Under the new Regulations, in order to rely on the exemption, the Secretary of State must put in place an immigration exemption policy document outlining the process for deciding whether or not the exemption applies, and ensuring that personal data is not processed contrary to the UK GDPR.  The exemption must be applied on a case by case basis in accordance with the policy document. Records must be kept of decisions and the reasoning behind them, and data subjects must be informed of the decision unless that would be prejudicial to specified purposes.

The immigration exemption had long been cited as a potential EU adequacy issue so, given the EU adequacy decision can be reviewed and withdrawn at any time, the reform is welcome.

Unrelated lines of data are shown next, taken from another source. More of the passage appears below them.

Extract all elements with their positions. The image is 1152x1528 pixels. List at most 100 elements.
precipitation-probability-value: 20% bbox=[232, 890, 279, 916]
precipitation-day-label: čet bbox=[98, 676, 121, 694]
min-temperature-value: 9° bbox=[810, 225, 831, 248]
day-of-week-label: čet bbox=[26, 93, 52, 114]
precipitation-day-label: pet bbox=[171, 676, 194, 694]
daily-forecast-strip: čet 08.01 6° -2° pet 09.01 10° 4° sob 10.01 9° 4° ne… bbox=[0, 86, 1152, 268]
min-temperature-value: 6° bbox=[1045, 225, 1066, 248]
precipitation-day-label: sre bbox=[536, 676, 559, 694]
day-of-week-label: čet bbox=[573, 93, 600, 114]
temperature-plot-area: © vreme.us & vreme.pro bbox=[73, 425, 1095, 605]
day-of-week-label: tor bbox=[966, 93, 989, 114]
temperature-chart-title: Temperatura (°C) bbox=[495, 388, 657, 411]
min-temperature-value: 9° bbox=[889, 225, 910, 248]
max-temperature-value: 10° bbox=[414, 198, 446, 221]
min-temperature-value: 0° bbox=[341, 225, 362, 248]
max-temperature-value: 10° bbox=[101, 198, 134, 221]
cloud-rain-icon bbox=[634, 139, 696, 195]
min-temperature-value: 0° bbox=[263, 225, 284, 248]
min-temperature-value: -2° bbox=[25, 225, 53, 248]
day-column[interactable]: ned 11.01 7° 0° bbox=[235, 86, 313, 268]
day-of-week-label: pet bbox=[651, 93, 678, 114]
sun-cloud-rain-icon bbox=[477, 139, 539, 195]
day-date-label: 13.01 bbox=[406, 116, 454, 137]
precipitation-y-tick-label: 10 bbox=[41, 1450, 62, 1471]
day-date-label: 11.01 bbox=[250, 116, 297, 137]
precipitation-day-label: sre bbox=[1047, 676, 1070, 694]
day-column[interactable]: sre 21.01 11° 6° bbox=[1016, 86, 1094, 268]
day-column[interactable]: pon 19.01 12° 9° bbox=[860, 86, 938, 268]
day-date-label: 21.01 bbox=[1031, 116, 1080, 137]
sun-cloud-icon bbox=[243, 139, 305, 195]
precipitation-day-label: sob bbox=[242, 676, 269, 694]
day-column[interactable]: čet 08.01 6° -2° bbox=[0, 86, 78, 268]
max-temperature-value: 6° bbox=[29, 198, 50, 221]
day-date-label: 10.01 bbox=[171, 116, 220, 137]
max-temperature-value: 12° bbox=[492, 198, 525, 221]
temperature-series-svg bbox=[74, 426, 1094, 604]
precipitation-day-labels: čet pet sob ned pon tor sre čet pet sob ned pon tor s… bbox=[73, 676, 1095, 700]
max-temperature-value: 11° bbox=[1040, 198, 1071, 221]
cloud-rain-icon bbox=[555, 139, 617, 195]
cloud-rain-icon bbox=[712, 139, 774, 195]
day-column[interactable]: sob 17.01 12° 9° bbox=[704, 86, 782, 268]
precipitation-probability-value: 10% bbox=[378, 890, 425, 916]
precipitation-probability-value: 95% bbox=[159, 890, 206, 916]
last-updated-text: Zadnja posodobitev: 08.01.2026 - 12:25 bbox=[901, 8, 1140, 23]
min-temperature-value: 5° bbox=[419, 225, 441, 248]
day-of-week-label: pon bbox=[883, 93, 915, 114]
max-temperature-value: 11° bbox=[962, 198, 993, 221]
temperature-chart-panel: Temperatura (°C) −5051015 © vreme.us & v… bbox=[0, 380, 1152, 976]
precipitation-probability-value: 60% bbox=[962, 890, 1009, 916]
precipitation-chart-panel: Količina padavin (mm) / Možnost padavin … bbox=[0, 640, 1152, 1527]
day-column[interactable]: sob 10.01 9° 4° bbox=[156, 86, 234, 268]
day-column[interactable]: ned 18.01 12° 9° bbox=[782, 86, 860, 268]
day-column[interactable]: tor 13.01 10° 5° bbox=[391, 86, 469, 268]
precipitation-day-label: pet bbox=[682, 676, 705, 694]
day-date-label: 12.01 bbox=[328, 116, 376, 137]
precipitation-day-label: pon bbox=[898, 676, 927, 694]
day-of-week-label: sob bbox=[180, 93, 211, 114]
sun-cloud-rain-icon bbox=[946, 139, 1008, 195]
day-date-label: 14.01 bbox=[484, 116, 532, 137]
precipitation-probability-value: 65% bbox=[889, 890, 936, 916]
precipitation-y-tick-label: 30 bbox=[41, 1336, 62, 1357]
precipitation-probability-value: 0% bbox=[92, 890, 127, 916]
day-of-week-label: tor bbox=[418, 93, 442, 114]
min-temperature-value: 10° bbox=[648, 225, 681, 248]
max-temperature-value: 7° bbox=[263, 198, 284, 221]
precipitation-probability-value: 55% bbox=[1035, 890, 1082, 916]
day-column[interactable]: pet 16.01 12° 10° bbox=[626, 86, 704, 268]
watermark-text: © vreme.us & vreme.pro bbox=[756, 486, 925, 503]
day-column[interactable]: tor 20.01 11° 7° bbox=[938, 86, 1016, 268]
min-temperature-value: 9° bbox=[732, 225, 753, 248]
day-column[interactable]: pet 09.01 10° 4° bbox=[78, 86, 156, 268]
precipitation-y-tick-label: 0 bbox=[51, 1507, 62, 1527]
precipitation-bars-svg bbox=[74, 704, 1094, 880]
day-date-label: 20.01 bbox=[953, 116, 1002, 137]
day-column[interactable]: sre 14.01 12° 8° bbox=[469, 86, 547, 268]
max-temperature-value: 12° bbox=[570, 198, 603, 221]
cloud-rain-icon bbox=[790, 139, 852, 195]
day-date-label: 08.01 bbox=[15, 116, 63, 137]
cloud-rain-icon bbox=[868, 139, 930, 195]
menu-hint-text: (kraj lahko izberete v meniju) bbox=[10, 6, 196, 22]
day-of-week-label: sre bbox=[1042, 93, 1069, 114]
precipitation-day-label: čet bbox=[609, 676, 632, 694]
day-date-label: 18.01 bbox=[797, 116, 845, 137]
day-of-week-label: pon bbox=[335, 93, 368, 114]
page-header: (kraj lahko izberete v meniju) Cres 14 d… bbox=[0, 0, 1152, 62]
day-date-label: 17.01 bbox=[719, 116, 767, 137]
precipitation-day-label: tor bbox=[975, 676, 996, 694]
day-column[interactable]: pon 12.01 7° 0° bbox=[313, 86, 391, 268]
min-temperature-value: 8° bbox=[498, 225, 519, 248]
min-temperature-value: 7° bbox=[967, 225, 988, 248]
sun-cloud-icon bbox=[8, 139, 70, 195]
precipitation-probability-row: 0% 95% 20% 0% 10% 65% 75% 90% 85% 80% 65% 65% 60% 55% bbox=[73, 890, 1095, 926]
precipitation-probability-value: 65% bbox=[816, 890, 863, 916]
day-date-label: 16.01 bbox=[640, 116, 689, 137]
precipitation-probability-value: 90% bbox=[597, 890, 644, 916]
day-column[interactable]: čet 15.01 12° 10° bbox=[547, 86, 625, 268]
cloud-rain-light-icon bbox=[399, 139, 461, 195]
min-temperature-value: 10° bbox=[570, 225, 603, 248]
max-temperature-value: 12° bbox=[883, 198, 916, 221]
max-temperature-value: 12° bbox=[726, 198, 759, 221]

ICO consultation on draft guidance on rights of access to law enforcement data

The ICO is consulting on its draft guidance on rights of access by individuals to their data held for law enforcement purposes under Part 3 of the Data Protection Act 2018. The guidance is aimed at DPOs and those with data protection responsibilities in the context of law enforcement processing and is intended to be read in conjunction with the ICO's guidance on subject access rights more generally.  It explains the right of access and provides advice on how to recognise a SAR made under Part 3.  It looks at how to respond, when exceptions might apply, the issue of acting as a joint controller, and at when the information requested includes information about third parties.

EDPB final guidelines on data breach notifications

The EDPB has adopted a final version of its Guidelines on examples regarding data breach notifications. The guidelines are intended to complement the Article 29 Working party guidance by providing more practical examples. They are intended to help controllers decide how to handle breaches and conduct risk assessments.

Grindr fine reduced from £8.6 to £5.5 million

The Norwegian DPA has confirmed the final penalty imposed on Grindr for data protection failings. The fine was originally set at around £8.6 million after the Norwegian regulator found the dating app had failed to get valid consent to disclosure of user data to third parties for targeted advertising purposes.  Data disclosed included special data.  Grindr has since changed its consent collection mechanism.

More work to be done on India's new data protection law

A Joint Parliamentary Committee report on India's Personal Data Protection Bill has made 81 recommendations and 151 corrections and amendments to the current draft.  The two chambers have until the end of the Winter 2023 session to consider and approve the report before acting on the Bill although it may be considered at any time.  This suggests we are unlikely to see enactment any time soon.

UAE federal data protection law in force

The UAE's new federal data protection law came into force on 2 January 2022.  It applies to controllers and processors located in the UAE and to those processing the personal data of individuals located in the UAE.  There are many similarities with the (UK) GDPR, however, the main lawful processing basis is consent as there is no legitimate interests basis.  Transparency requirements are more limited and there is no requirement to provide a privacy policy.  There are, however, more onerous data processing record keeping requirements.

International transfers of personal data can take place to countries which have an agreement with the UAE, or under data transfer clauses, with the consent of the data subject, or where necessary to fulfil a contract with the data subject.

The UAE has also established a new UAE data office to regulate compliance.

Irish Data Protection Commissioner guidelines on children's privacy

The Irish data protection regulator has published final guidelines on processing children's personal data. The guidance sets out best practice and principles to follow to protect children when processing their data.  It identifies 14 'Fundamentals' focusing on transparency, consent and empowerment.